2 de marzo de 2011, 13.30 h.

Después de abandonar el despacho de Gloria Croft, Edmund Mathews, todavía rabioso y con la mano izquierda dolorida, giró hacia el este por Lexington Avenue y localizó una farmacia Duane Reade. Compró un frasco de Motrin y se tomó cuatro comprimidos. Le dolía bastante la mano, pero estaba seguro de no haberse roto ningún hueso al golpear la puerta del ascensor. De haber utilizado la mano derecha, más fuerte, lo habría conseguido sin la menor duda. Russell Lefevre solía considerar impredecible y alarmante el comportamiento de Edmund durante las crisis, pero sabía que su socio poseía una capacidad de concentración digna de un láser, y que era capaz de emplearla en momentos como aquel. Edmund tenía la habilidad de descomponer los problemas complicados y atacarlos pieza a pieza hasta solucionarlos.

Mathews hizo que el coche fuera a recogerlos y los dos hombres se quedaron sentados en doble fila en la calle Cincuenta y ocho Este. Russell podría haber jurado que oía los pensamientos de Edmund.

—Hemos de apresurarnos a titulizar lo que tenemos —empezó Russell.

—Sí. Sin duda. Y echa un vistazo a las pólizas de diabéticos que tenemos —dijo Edmund—. Quizá sea más barato anular algunas que mantenerlas. Y deberíamos despedir a algunos comerciales hasta nuevo aviso.
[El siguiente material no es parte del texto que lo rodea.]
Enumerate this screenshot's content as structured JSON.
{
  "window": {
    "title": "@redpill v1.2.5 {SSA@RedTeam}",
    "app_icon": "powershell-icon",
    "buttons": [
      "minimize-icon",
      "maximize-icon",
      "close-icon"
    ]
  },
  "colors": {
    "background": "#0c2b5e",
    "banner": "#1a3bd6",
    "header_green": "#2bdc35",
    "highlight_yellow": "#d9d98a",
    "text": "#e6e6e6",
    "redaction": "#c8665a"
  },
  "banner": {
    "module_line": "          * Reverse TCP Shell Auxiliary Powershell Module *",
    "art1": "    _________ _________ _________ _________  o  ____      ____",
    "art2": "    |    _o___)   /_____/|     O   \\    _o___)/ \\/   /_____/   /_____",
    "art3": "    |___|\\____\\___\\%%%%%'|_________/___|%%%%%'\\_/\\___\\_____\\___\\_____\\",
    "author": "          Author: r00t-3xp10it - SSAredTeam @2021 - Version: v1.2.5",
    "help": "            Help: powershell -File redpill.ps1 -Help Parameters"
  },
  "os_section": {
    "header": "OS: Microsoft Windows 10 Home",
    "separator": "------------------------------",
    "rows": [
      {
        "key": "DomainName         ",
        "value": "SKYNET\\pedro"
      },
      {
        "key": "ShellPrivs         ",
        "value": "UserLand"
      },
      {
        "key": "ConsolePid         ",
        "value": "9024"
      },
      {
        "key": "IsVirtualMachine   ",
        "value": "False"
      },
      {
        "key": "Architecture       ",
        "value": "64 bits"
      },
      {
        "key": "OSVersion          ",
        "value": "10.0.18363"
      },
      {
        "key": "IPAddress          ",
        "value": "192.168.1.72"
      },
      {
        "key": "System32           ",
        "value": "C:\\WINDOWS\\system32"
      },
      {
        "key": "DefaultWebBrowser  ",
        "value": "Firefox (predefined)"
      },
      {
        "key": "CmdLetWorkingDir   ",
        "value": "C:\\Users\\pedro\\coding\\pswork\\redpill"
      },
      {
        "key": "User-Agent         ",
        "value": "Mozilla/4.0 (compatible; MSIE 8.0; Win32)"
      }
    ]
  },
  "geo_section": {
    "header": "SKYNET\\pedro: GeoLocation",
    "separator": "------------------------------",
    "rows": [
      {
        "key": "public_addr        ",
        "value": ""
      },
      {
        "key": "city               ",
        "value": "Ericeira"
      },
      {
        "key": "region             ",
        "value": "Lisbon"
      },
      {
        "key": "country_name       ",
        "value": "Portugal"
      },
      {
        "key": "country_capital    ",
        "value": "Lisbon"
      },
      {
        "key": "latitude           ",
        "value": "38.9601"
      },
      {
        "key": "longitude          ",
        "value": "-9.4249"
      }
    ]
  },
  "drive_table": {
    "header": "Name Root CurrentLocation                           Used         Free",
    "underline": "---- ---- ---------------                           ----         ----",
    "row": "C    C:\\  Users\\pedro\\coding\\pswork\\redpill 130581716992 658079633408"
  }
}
Edmund le pidió a Russell que llamara a un contacto de Goldman Sachs, un hombre llamado McDonald, de la división de seguros respaldados por valores. Se había mostrado interesado en LifeDeals, pero era precavido. Russell todavía confiaba en que uno de los mejores jugadores del tablero se sumara a ellos, pero hacía tiempo que no hablaba con McDonald. Resultó que el hombre podía concederle unos minutos a un viejo cliente, de forma que Russell y Edmund se dirigieron hacia West Street, en Battery Park City, y el cuartel general de Goldman.

* * *

—Ese tipo es un mediocre, carece de visión —aseguró Edmund después de la insatisfactoria entrevista.

Russell había contestado a todas las preguntas de los operadores acerca de titulizar su cartera de adquisiciones de pólizas de vida lo antes posible. Pero ellos no entendían a qué venían las prisas. Desde su punto de vista, cuantas más pólizas acumularan, mejor sería el producto. Y no habían llevado a cabo el penoso trabajo legal preliminar de crear las complicadas CDO para estar en condiciones de sacarlas al mercado. Lo que Russell y Edmund habían ido a buscar después de su entrevista con Gloria Croft era tranquilidad. Cuando se fueron de Goldman, admitieron que no habían recibido una reacción exactamente negativa, pero tampoco positiva.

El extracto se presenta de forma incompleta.